Le président de la Commission européenne, Jean-Claude Juncker, a fustigé mardi les eurodéputés, peu nombreux lors d’un débat en session plénière à Strasbourg, les qualifiant plusieurs fois de « ridicules », jusqu’à déclencher un vif échange avec le président de l’assemblée, Antonio Tajani.

« Je salue ceux qui se sont donné la peine de se déplacer ici, mais le fait qu’une trentaine de députés seulement (sur 751, ndlr) assistent à ce débat démontre à suffisance que le Parlement n’est pas sérieux, et je voulais le dire aujourd’hui », a déclaré M. Juncker devant un hémicycle quasiment vide. « Le Parlement européen est ridicule, très ridicule », a-t-il martelé en français.

« Vous êtes ridicules », « le Parlement est totalement ridicule », a-t-il ensuite insisté en anglais, à l’ouverture d’un débat matinal consacré au bilan de la présidence maltaise de l’UE, qui s’est achevée fin juin.

Le président du Parlement, l’Italien Antonio Tajani, l’a interrompu pour le rappeler à l’ordre. « Monsieur le Président, je vous en prie, veuillez utiliser un langage différent, nous ne sommes pas ridicules, je vous en prie », lui a-t-il lancé sur un ton ferme. « Vous pouvez critiquer le Parlement, mais ce n’est pas la Commission qui doit contrôler le Parlement.

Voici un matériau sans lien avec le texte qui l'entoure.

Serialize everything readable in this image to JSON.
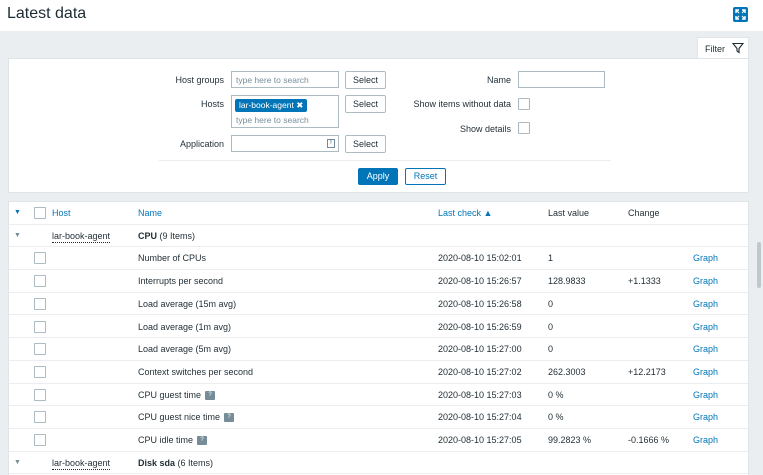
{
  "header": {
    "title": "Latest data"
  },
  "filter": {
    "tab_label": "Filter",
    "host_groups_label": "Host groups",
    "host_groups_placeholder": "type here to search",
    "select_label": "Select",
    "hosts_label": "Hosts",
    "hosts_tag": "lar-book-agent",
    "hosts_placeholder": "type here to search",
    "application_label": "Application",
    "name_label": "Name",
    "show_items_without_data_label": "Show items without data",
    "show_details_label": "Show details",
    "apply_label": "Apply",
    "reset_label": "Reset"
  },
  "table": {
    "columns": {
      "host": "Host",
      "name": "Name",
      "last_check": "Last check ▲",
      "last_value": "Last value",
      "change": "Change"
    },
    "group1": {
      "host": "lar-book-agent",
      "app": "CPU",
      "count": "(9 Items)"
    },
    "rows": [
      {
        "name": "Number of CPUs",
        "hint": false,
        "last_check": "2020-08-10 15:02:01",
        "last_value": "1",
        "change": "",
        "graph": "Graph"
      },
      {
        "name": "Interrupts per second",
        "hint": false,
        "last_check": "2020-08-10 15:26:57",
        "last_value": "128.9833",
        "change": "+1.1333",
        "graph": "Graph"
      },
      {
        "name": "Load average (15m avg)",
        "hint": false,
        "last_check": "2020-08-10 15:26:58",
        "last_value": "0",
        "change": "",
        "graph": "Graph"
      },
      {
        "name": "Load average (1m avg)",
        "hint": false,
        "last_check": "2020-08-10 15:26:59",
        "last_value": "0",
        "change": "",
        "graph": "Graph"
      },
      {
        "name": "Load average (5m avg)",
        "hint": false,
        "last_check": "2020-08-10 15:27:00",
        "last_value": "0",
        "change": "",
        "graph": "Graph"
      },
      {
        "name": "Context switches per second",
        "hint": false,
        "last_check": "2020-08-10 15:27:02",
        "last_value": "262.3003",
        "change": "+12.2173",
        "graph": "Graph"
      },
      {
        "name": "CPU guest time",
        "hint": true,
        "last_check": "2020-08-10 15:27:03",
        "last_value": "0 %",
        "change": "",
        "graph": "Graph"
      },
      {
        "name": "CPU guest nice time",
        "hint": true,
        "last_check": "2020-08-10 15:27:04",
        "last_value": "0 %",
        "change": "",
        "graph": "Graph"
      },
      {
        "name": "CPU idle time",
        "hint": true,
        "last_check": "2020-08-10 15:27:05",
        "last_value": "99.2823 %",
        "change": "-0.1666 %",
        "graph": "Graph"
      }
    ],
    "group2": {
      "host": "lar-book-agent",
      "app": "Disk sda",
      "count": "(6 Items)"
    },
    "hint_glyph": "?"
  }
}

C’est le Parlement qui doit contrôler la Commission », a fait valoir M. Tajani, membre de la même famille politique européenne que M. Juncker, le PPE (droite), dont le groupe est majoritaire au Parlement. « Il n’y a qu’un faible nombre de députés à la plénière pour contrôler la Commission », a rétorqué M. Juncker, ironique, affirmant qu’il n’assisterait « plus jamais à une réunion de ce type ».

« Le Parlement doit respecter y compris les présidences des plus petits pays » de l’UE, a-t-il dit en référence à Malte, dont le Premier ministre Joseph Muscat participait au débat pour faire le bilan de la présidence de l’UE que son pays a assumée pendant un semestre, avant de passer le relais début juillet à l’Estonie.